Phyllis Betts

Women of Achievement
2008

VISION
for a woman whose sensitivity to women’s needs
led her to tremendous achievements for women:

Dr. Phyllis Betts

No matter which of her community hats Dr. Phyllis Betts may be wearing, she is forever and always vigilant to the rights and needs of women.

A sociologist by training, Phyllis has advocated for women consistently as associate director of the Center for Research on Women and as director of the Center for Community Building and Neighborhood Action at the University of Memphis.

Phyllis was a founder of the Memphis Area Women’s Council where she co-organized the initial action team to address domestic violence with a volunteer court watch. She is the Women’s Council’s leader on its Workforce Action Collaborative which is seeking to identify primary barriers keeping unemployed and underemployed women from good-paying jobs.

Thanks in large measure to Phyllis, the Operation: Safe Community initiative included domestic violence as one of its 15 key issues and action steps to address crime in our community. She says, “Many things that aren’t defined as women’s issues really are and if you strengthen and prepare women to deal with life issues, you’ve gone a long way to prepare our whole community.”

Her multi-layered connections in local grassroots community activism, politics and academia give her constant opportunities to speak up for women’s needs — and she always does. Her commitment is to always “drill down” into the data to find out what it really means to women and to find ways to address the root causes of circumstances that limit women’s equity.

Phyllis grew up in Springfield in central Illinois where state government is the main industry. She attended Southern Illinois University where she found her way into sociology because “it’s about everything and I can’t imagine not being able to think the way I think. Lots of perspectives are important in problem solving.”

With a bachelors’ degree in sociology from Southern Illinois, she completed a Master’s in sociology and then in 1978 earned her PhD from the University of Chicago where she concentrated on social inequality, social policy and urban sociology.

She taught sociology at the University of North Carolina in Asheville. She also founded and directed the UNC Asheville University Honors Program from 1985 to 1990 while also working as associate director of the undergraduate research program.

In 1990, she moved to the University of Memphis where she founded an undergraduate research program and directed the university honors program until 1995. Today, in addition to her research activities, she is associate professor in the School of Urban Affairs and Public Policy. She is a research fellow with the Urban Child Institute and chairs the Shelby County Infant Mortality Initiative Data Committee.

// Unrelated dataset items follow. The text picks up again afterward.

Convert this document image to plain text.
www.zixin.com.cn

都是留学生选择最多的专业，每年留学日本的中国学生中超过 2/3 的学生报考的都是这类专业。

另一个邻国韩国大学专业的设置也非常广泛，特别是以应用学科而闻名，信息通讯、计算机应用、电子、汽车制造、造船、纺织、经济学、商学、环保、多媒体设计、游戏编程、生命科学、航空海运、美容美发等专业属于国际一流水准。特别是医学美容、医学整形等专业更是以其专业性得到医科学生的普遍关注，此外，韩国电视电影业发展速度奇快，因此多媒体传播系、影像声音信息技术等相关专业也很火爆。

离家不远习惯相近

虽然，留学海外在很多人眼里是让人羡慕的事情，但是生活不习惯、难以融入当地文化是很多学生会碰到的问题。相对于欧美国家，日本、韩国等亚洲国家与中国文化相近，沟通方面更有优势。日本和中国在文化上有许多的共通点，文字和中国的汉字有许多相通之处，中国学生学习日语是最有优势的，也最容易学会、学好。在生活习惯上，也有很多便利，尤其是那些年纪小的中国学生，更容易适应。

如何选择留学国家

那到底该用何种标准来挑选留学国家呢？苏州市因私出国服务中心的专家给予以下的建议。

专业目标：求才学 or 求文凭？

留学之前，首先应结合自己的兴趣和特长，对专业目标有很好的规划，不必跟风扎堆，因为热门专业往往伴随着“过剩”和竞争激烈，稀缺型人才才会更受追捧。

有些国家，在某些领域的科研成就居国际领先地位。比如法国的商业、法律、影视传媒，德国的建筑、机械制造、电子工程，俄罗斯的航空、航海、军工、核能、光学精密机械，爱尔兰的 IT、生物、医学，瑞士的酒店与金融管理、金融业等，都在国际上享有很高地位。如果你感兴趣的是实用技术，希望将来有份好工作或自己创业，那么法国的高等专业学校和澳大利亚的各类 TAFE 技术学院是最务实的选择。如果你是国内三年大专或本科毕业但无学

Her work with CROW focuses on poverty, welfare policy and workforce development for women. Unlike many traditional academics, she uses research to drive action – and it is that link that came to life with creation of the Memphis Area Women’s Council. Phyllis and others from CROW, the Women’s Foundation for a Greater Memphis, the University of Tennessee and other activists created the not-for-profit Women’s Council with a mission to change local policy and practices by taking action based on data and research that explain the root causes of problems. The Women’s Council has organized a court watch of domestic violence cases, initiated a girls’ activism project called Girls for Change to address sexual harassment in schools, targeted barriers to good jobs for women through a Workforce Action Collaborative and fought to ban corporal punishment in city schools.

“It’s the rubber meeting the road issues that have always engaged me,” Phyllis says. “Women’s issues can be defined pretty narrowly at times – yet when you look at social and economic issues women are disproportionately affected. So much of what happens in society works its way through women’s lives.”

As long as Phyllis Betts is on watch, women’s rights and women’s needs will be at the table whether the immediate issue is violence, bankruptcy, neighborhood rebirth, poverty or jobs. Her vision of positive social change and problem solving – linking research with action – makes our community better for all.